Here are some suggested points from Virginian’s for the Arts:

  • The House Appropriations Committee, on a divided vote, has made a short-sighted decision about state funding of the arts, proposing a 50 percent reduction in state funding for the Virginia Commission for the Arts in the first year of the new biennium, and eliminating the agency completely in the second year.
  • The arts community recognizes the severity of the budget problems facing state government and expects to share in the budget cuts and has already been cut by 30 percent over the last two years.
  • However, every dollar that the state invests in the arts through the Commission returns $7 to businesses and local governments.
    The Commission made matching grants to Virginia local governments of half a million in FY 2009-2010 to support festivals and programs generating tourism and attracting business and cultural activity throughout the state.
  • The Commission is funded at the lowest per capita level among state agencies of surrounding states.
  • Elimination of the Commission would also mean the loss of Federal funds for arts in Virginia ($1 million in FY 2009-2010).
  • The arts contribute to the economic vitality of Virginia communities. Localities such as South Boston, Richmond, Lynchburg, Blacksburg, Alexandria, and Petersburg are using the arts as a lynchpin for attracting business and economic development.
  • Artists and arts organizations work in Virginia schools to expand educational opportunities for children so important to developing a creative workforce. The arts have stepped in to meet cultural education needs of our children where these programs are being cut in the schools. Funds provided by the Virginia Commission for the arts often represent the only opportunity for children in rural areas to be exposed to arts and culture.
  • The arts provide jobs, and cultural tourism as an important part of Virginia tourism promotion efforts.
  • Over the past two years the arts have faced large spending cuts, cancellations of performances, staff layoffs, and galleries closing. Minimizing further cuts in state arts funding is essential to the survival of Virginia’s cultural infrastructure.
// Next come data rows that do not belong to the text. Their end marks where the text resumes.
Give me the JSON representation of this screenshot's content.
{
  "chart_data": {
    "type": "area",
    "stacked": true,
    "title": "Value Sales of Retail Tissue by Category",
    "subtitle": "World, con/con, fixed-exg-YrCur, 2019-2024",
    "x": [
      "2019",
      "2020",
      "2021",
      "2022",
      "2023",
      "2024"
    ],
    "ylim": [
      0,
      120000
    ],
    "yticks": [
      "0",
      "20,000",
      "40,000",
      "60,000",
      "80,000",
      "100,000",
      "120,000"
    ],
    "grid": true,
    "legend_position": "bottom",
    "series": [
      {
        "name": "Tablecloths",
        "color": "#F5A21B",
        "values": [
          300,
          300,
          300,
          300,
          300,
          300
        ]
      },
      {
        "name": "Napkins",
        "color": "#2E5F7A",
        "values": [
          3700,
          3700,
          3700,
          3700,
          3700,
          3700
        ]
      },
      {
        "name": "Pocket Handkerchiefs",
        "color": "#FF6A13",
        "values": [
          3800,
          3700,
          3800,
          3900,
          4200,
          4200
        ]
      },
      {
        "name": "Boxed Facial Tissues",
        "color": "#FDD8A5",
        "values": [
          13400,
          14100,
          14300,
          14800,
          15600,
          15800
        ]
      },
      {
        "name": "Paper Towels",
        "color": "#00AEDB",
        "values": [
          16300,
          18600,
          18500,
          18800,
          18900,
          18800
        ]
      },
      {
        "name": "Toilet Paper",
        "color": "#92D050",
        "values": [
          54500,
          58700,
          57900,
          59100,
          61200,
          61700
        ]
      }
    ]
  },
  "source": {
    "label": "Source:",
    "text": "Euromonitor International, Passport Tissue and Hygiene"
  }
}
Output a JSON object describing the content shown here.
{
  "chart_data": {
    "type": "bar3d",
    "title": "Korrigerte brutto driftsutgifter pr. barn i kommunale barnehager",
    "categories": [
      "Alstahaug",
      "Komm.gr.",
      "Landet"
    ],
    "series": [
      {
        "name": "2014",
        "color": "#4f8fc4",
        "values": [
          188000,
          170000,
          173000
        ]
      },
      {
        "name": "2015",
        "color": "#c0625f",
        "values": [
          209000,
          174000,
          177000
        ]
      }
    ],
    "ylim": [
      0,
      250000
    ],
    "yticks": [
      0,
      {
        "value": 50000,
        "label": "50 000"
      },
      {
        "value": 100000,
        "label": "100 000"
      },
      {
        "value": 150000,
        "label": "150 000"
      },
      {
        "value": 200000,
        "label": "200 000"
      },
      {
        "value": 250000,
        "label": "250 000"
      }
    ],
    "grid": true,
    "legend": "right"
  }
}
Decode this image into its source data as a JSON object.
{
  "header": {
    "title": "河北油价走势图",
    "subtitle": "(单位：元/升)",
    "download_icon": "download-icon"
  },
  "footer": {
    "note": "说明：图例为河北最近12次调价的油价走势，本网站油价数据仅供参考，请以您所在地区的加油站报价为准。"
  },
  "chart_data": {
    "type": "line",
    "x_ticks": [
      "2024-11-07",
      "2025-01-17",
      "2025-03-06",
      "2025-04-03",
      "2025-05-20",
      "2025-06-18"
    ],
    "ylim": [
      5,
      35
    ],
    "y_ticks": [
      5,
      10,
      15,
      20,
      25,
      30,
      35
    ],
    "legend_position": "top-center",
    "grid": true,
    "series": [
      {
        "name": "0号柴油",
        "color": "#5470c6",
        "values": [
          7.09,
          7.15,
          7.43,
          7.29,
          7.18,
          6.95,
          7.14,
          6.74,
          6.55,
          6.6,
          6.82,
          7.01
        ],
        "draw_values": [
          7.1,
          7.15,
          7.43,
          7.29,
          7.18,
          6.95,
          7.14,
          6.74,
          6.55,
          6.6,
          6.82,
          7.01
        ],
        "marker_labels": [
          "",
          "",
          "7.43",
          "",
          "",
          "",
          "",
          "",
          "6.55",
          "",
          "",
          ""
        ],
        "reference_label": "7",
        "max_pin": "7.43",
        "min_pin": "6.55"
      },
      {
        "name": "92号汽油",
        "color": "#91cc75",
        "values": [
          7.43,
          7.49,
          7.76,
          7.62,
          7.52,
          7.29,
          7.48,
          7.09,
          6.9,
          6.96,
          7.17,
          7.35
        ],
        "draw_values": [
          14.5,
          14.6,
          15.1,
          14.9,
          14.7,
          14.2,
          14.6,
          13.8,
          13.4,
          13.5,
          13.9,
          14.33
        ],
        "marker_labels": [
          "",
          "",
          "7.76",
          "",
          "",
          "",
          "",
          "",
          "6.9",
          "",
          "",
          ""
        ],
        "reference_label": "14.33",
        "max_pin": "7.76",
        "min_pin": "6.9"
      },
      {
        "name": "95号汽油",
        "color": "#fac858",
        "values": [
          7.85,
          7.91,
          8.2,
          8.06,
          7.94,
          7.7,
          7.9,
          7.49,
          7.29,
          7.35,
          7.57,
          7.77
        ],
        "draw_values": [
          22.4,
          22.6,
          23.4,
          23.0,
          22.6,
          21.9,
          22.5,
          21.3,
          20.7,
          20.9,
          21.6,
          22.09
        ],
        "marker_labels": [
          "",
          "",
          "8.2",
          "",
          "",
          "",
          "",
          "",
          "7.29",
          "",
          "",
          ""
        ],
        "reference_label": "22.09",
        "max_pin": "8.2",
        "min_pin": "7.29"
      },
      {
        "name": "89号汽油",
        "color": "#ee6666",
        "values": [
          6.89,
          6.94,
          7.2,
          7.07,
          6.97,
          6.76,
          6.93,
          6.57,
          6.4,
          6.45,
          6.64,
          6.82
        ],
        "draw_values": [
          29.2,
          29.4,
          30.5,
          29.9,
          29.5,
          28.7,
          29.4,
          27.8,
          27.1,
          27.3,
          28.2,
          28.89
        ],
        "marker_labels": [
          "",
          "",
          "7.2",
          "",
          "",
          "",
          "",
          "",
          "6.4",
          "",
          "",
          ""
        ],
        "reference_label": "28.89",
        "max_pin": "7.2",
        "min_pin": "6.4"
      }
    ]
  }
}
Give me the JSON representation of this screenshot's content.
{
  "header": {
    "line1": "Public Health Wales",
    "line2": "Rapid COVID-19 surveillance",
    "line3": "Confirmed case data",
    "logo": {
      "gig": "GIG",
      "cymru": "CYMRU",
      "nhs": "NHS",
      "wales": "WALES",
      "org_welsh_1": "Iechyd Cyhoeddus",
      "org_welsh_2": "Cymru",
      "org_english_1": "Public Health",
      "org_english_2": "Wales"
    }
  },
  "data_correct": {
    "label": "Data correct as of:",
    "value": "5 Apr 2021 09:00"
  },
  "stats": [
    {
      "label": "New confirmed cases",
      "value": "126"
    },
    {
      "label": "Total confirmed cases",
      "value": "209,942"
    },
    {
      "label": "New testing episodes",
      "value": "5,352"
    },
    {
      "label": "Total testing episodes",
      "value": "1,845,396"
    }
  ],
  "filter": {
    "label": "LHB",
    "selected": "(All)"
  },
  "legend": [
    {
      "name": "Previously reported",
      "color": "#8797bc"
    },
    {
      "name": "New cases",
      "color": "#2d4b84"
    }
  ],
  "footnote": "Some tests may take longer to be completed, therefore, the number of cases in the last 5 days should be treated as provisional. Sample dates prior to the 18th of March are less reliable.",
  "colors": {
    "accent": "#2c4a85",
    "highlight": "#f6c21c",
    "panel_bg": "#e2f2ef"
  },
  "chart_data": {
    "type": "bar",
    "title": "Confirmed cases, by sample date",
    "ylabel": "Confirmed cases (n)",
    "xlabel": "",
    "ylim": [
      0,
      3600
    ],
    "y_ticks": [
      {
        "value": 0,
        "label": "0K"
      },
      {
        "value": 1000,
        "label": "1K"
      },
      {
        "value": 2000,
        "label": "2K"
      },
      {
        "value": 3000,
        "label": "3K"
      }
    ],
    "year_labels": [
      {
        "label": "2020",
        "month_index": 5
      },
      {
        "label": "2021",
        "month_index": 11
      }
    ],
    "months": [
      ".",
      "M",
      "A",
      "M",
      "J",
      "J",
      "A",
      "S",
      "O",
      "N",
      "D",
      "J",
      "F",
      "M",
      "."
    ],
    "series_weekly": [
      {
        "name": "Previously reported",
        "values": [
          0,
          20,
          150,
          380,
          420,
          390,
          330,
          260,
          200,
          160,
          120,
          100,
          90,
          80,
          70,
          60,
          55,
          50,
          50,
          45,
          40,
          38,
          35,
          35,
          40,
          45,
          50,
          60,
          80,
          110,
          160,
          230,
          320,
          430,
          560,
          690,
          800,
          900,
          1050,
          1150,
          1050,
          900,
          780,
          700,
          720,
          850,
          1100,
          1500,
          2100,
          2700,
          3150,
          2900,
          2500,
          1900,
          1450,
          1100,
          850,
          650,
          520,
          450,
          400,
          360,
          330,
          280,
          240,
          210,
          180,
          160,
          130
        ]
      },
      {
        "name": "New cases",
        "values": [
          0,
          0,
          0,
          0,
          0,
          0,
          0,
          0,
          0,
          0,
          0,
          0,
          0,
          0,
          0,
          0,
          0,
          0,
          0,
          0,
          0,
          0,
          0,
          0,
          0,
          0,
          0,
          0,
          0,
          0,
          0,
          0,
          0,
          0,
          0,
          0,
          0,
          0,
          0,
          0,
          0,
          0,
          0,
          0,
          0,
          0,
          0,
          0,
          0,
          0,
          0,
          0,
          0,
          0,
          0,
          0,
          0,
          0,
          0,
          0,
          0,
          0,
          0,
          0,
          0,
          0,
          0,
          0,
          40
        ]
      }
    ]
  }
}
CUTS OF THE MAGNITUDE BEING PROPOSED WOULD CAUSE ARTS ORGANIZATIONS, BOTH LARGE AND SMALL, TO CLOSE THEIR DOORS throughout the Virginia.
  • I urge you to vote against the proposal of the House Appropriations Committee. The small investment the state makes in the arts has a major impact on local economic development, tourism, and education.

If you are a fellow Virginian or lover of the Arts, help us saves the arts in the commonwealth. Spread the word, re-post, re-tweet this article, do what ever you can, but lets save the arts in Virginia.